Attitudes and behaviours are an inherently important part of governance processes, so don’t underestimate the need to develop them here. This can be addressed in a couple of ways.
- Coaching and mentoring with key SMEs contextualises complicated concepts, while also broadening perspectives and mindsets. Formal programs can strengthen the cultural ties that bind, too.
- Communities of practice facilitate best practice sharing. This doesn’t have to be directly tied to a capability, but rather the tasks, tools, behaviours and knowledge that it encapsulates. Think: Leadership for culture, DE&I for integrity, audit tools for internal investigations.
Building capability does not matter if there’s no way to measure and improve methodology, particularly when it comes to governance. Complex external factors will change often and suddenly, and so governance capability building will need to evolve to match pace.
The name of the game is continuous improvement. Part of this is ensuring that there is consistent value creation through capability building, but a larger part is ensuring your methods are robust, proactive and still in line with business needs.
Re-assessments at opportune times will give you a picture of health.
- Perform proactive and ongoing needs analyses to review competency and capability maturity. In short: Don’t wait for the training request.
- Make these part of performance management so it’s a) not a shock for employees to be suddenly reviewed and b) so governance procedures are in front of all employees as often as possible.

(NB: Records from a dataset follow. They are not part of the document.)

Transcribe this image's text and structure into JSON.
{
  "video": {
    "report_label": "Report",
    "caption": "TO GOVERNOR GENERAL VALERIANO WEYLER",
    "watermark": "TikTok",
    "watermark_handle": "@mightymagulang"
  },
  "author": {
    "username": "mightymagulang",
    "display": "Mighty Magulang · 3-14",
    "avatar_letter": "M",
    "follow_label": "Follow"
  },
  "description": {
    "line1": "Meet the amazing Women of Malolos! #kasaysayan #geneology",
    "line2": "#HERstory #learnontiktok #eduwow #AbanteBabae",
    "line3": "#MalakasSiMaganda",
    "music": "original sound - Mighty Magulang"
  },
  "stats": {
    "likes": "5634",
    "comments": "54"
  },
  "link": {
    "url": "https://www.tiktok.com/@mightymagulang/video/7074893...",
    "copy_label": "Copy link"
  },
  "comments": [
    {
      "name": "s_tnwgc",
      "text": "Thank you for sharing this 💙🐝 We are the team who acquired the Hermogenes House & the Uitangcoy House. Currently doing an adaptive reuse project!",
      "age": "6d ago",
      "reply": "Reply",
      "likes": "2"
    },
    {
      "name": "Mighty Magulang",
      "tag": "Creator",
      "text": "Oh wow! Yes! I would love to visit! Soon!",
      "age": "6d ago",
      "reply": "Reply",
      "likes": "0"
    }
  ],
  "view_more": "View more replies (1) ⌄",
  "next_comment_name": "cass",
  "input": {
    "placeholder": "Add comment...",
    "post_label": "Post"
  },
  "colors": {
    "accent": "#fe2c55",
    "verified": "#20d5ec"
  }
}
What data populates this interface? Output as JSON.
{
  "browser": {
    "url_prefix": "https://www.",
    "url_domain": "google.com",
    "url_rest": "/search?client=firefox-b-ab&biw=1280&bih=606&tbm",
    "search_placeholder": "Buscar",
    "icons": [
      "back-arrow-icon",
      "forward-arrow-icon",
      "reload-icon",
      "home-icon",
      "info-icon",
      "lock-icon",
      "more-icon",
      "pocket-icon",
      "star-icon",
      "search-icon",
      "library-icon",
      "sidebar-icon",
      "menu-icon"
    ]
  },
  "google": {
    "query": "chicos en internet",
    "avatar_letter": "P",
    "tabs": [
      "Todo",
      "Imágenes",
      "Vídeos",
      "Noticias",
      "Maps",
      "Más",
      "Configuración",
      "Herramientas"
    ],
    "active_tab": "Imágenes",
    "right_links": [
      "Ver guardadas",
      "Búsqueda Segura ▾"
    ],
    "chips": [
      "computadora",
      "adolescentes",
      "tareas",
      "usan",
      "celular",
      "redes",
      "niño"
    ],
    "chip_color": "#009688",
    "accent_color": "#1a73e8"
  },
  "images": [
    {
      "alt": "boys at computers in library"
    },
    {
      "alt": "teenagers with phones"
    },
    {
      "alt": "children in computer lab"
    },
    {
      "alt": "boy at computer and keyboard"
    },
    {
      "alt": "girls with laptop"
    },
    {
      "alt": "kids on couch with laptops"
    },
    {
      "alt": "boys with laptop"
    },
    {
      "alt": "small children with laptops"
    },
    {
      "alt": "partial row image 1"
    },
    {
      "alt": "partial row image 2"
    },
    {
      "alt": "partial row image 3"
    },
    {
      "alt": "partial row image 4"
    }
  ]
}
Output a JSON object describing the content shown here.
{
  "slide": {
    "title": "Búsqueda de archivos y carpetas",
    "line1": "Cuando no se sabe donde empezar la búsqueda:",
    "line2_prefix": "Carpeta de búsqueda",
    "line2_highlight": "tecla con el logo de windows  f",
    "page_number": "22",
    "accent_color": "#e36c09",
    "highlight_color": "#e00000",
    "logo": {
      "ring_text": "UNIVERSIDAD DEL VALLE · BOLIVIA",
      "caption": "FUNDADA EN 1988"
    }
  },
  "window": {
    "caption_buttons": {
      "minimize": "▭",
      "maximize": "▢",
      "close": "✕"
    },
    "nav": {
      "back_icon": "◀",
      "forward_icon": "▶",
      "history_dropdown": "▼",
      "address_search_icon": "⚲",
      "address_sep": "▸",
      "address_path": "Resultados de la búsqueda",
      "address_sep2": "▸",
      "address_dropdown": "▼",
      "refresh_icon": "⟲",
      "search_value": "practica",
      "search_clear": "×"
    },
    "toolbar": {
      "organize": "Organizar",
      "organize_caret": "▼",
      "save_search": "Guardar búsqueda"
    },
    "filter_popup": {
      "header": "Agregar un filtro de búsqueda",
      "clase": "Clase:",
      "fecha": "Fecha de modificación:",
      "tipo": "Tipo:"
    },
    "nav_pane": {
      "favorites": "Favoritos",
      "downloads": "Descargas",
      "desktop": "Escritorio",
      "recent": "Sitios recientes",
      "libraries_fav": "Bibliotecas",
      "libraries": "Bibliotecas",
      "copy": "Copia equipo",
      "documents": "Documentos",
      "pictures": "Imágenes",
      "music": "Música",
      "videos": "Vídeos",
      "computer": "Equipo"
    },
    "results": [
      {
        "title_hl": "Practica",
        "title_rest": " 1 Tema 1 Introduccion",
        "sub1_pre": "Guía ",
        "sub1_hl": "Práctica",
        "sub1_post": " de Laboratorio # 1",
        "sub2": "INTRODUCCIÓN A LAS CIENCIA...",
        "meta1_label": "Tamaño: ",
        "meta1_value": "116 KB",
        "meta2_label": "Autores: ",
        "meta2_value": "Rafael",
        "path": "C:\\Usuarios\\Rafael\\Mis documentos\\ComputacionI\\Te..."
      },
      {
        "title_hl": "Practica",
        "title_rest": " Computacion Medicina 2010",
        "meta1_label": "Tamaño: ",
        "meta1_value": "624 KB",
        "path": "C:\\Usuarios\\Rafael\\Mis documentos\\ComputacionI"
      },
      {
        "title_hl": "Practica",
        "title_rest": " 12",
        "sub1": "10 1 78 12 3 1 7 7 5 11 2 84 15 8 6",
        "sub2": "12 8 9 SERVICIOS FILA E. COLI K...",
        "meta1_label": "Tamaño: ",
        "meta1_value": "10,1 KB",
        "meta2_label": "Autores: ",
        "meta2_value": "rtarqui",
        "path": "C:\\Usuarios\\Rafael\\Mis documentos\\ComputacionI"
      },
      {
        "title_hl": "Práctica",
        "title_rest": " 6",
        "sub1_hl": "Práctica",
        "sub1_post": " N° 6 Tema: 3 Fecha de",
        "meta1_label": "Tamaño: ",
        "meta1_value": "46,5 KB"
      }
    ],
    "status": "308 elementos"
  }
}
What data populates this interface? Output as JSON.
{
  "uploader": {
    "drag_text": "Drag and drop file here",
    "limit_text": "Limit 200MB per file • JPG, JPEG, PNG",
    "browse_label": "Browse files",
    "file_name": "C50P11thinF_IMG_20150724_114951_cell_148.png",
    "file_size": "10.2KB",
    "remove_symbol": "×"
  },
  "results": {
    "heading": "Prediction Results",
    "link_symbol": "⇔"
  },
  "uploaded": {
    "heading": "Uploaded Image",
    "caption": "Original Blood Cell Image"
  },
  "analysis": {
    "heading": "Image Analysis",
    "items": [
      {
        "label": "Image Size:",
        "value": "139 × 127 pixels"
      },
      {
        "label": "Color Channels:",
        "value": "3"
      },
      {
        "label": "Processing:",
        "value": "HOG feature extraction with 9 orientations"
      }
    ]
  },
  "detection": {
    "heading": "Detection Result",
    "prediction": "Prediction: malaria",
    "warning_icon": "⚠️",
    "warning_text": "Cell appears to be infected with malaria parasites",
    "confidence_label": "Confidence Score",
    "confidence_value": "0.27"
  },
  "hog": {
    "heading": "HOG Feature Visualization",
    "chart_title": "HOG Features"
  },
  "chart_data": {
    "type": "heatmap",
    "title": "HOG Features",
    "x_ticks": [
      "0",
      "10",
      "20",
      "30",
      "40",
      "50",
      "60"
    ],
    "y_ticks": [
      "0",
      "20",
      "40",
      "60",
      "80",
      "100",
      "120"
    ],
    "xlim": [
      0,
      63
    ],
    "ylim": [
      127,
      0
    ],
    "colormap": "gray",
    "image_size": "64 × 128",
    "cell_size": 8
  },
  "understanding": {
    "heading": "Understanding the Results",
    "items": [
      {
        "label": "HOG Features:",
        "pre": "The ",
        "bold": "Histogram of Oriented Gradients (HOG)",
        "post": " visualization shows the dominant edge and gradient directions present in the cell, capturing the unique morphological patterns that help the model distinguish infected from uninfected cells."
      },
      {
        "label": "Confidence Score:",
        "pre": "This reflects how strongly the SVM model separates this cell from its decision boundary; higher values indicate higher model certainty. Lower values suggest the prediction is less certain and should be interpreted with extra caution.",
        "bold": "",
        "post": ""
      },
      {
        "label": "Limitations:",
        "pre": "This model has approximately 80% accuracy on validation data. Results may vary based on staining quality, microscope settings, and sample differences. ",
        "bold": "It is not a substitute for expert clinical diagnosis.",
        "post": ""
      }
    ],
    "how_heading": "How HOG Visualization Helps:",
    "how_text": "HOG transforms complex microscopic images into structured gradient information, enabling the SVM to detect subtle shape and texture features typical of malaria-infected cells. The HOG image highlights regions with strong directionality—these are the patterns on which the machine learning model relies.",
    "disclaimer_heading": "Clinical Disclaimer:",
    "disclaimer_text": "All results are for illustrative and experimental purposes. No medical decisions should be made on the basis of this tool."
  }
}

- Review your methods for development. Employee sentiment goes a long way towards understanding learner experience and training design, which directly correlates with learning transfer and the behavioural change that capability building is trying to achieve.
Governance touches more than most realise. Internal and external brand reputation, culture, DE&I, stakeholder relationships, social responsibility and board performance all come under the umbrella of organisational governance.
Developing strong and universal governance capability requires understanding what governance looks like in your organisation, and then ensuring complete buy-in to build it. In full, that process is:
- Engage leaders by getting to the root of their pain points
- Establish a co-owned process between HR and business units
- Uncover the existing gaps in governance capability
- Identify the maturity of existing capabilities to prioritise development
- Design training methods that best match the skills, knowledge, behaviours, tools and processes being taught
- Consistently review and review your capability building methodology.